Selective Knowledge Sharing for Personalized Federated Learning Under Capacity Heterogeneity
Zheng Wang, Zheng Wang, Zhaopeng Peng, Zihui Wang, Cheng Wang
TL;DR
The paper tackles the challenge of personalization in federated learning under simultaneous data heterogeneity and device capacity heterogeneity. It proposes Pa3dFL, which decouples model parameters into a shared general part and client-specific personal parts, uses a hyper-network to generate personalized parameters from client embeddings, and employs self-attention for implicit aggregation of personal knowledge. The approach yields strong accuracy gains across CIFAR10/100 and competitive results on FashionMNIST under heterogeneous capacities, while also improving efficiency in computation and communication. This framework offers a practical path to scalable, capacity-aware personalized FL with robust knowledge sharing and minimal privacy trade-offs.
Abstract
Federated Learning (FL) stands to gain significant advantages from collaboratively training capacity-heterogeneous models, enabling the utilization of private data and computing power from low-capacity devices. However, the focus on personalizing capacity-heterogeneous models based on client-specific data has been limited, resulting in suboptimal local model utility, particularly for low-capacity clients. The heterogeneity in both data and device capacity poses two key challenges for model personalization: 1) accurately retaining necessary knowledge embedded within reduced submodels for each client, and 2) effectively sharing knowledge through aggregating size-varying parameters.

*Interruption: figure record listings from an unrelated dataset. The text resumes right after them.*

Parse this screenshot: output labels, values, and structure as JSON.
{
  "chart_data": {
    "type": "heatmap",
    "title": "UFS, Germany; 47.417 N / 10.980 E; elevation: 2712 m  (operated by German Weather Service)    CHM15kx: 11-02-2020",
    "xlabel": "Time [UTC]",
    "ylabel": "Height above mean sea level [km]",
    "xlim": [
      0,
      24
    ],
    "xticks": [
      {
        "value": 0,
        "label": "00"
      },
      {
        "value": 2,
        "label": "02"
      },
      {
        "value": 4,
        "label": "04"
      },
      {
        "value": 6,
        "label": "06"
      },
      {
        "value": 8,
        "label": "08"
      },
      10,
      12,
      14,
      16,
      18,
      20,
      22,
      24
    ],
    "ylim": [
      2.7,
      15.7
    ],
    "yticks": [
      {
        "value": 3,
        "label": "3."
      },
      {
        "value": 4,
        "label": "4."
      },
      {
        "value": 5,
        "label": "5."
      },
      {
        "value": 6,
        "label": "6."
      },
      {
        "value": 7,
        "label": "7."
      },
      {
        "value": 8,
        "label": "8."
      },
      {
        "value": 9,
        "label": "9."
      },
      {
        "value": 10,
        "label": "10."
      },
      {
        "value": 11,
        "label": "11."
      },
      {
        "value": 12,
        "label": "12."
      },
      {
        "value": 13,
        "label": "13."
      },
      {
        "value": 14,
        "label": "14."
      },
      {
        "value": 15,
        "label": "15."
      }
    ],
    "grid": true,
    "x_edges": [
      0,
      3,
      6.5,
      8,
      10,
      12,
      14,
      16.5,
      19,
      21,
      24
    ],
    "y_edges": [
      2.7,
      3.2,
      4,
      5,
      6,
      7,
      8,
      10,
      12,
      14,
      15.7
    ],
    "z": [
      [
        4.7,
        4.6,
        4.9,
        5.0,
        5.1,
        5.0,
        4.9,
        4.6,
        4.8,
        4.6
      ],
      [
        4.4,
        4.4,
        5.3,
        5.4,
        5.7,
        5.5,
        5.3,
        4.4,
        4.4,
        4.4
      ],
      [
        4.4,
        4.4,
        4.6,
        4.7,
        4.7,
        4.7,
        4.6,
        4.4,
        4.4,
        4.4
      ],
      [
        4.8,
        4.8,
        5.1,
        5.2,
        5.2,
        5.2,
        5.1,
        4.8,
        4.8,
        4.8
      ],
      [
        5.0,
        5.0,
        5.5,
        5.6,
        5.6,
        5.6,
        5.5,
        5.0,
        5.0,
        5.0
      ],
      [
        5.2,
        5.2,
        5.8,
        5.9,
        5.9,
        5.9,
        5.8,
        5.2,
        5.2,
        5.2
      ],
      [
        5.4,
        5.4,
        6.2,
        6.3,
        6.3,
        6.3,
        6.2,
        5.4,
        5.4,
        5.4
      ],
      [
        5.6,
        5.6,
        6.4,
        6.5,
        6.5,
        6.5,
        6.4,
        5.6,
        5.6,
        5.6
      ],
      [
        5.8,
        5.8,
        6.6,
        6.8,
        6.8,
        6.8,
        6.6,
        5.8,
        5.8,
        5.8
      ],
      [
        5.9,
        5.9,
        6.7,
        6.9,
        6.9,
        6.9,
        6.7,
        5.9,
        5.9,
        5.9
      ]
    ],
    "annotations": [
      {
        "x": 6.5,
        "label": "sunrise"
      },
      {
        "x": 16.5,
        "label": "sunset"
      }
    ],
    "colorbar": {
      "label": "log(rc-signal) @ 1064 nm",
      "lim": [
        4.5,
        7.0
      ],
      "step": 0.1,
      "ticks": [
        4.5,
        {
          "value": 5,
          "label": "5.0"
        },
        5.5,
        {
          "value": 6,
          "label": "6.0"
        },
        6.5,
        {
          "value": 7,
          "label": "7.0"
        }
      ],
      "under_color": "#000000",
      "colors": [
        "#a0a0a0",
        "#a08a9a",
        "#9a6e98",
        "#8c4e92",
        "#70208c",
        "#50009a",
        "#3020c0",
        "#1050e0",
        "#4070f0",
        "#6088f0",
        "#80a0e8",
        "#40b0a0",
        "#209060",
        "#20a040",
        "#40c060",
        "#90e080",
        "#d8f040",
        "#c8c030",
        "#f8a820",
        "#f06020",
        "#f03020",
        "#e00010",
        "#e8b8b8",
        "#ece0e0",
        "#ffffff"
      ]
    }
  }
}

To this end, we introduce Pa3dFL, a novel framework designed to enhance local model performance by decoupling and selectively sharing knowledge among capacity-heterogeneous models. First, we decompose each layer of the model into general and personal parameters. Then, we maintain uniform sizes for the general parameters across clients and aggregate them through direct averaging. Subsequently, we employ a hyper-network to generate size-varying personal parameters for clients using learnable embeddings. Finally, we facilitate the implicit aggregation of personal parameters by aggregating client embeddings through a self-attention module. We conducted extensive experiments on three datasets to evaluate the effectiveness of Pa3dFL. Our findings indicate that Pa3dFL consistently outperforms baseline methods across various heterogeneity settings. Moreover, Pa3dFL demonstrates competitive communication and computation efficiency compared to baseline approaches, highlighting its practicality and adaptability in adverse system conditions.